Take baseball, which is talking about opening up again for an 82-game season without fans on the Fourth of July weekend. There has been only one other game in baseball history played without fans – not counting Montreal Expos games. It was in 2015, when the Chicago White Sox played the Orioles in Baltimore during rioting in the city. The Orioles’ Chris Davis hit a monster three-run homer in the first that wound up settling near a street exit. And it just sat there, perhaps wondering what a baseball has to do to get some love.

Owners! Imagine the marketing possibilit­ies for all those empty seats! How much could you raise for charity if – say, for a Los Angeles Lakers-Milwaukee Bucks NBA Finals game – you auctioned two tickets, and only two tickets, in each section? Jack Nicholson alone would pay enough to feed most of Torrance. And how lovely would it be if the Cubs invited one fan, and only one fan, to every game? And that fan was the luckless Steve Bartman? Wouldn’t it be delicious if every team allowed one fan, and one fan only, to come in and heckle?
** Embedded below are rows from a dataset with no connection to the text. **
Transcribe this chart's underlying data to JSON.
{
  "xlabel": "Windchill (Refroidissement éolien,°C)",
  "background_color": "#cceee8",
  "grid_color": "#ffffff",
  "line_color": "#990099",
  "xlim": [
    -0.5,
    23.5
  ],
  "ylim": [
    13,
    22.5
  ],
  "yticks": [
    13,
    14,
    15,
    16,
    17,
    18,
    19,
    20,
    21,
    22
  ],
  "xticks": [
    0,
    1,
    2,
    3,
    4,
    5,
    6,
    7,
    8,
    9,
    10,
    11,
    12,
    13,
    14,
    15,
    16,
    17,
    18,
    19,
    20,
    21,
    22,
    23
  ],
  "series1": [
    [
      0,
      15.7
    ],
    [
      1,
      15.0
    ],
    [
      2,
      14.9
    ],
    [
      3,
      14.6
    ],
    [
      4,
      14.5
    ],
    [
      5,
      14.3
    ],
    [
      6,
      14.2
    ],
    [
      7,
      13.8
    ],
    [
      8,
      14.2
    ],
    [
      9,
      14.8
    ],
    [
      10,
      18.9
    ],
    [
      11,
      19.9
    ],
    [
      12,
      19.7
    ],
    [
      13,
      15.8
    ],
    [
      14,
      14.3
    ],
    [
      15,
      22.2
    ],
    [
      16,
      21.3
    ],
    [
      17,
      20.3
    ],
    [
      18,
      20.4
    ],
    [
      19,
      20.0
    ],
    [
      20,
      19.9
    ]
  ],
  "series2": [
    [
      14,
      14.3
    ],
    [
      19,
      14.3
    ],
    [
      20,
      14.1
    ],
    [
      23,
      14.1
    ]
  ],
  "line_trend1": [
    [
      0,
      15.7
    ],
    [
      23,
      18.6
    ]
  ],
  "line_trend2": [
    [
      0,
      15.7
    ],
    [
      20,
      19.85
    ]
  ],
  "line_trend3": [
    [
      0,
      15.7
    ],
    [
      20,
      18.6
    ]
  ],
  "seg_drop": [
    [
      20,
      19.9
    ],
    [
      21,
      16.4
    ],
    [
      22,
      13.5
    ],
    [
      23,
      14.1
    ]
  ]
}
Hey Clayton Kershaw! Somebody flattened your curve!

Now, don’t get me wrong. I don’t want this forever. No-fans stinks for all the folks who make a living working these games – the ushers, the car-parkers and the hot-dog slingers. Nobody wants to see the Phoenix Gorilla on the street corner flipping a Progressiv­e sign.

But until we get to Phase 917 – or wherever “filling stadiums again” ranks in the country’s reopening priorities this is all we have. Trust me, it’s still going to be sports, and it’s still going to be gripping.

Don’t forget, one of the greatest basketball games ever played was a scrimmage – Jordan’s Team vs. Magic’s Team just before the 1992 Dream Team Olympics – held in a locked Monaco gym in front of exactly nobody.

Not even Drake.

Reilly, a former Sports Illustrate­d and ESPN contributo­r, is the author of “Commander in Cheat: How Golf Explains Trump.”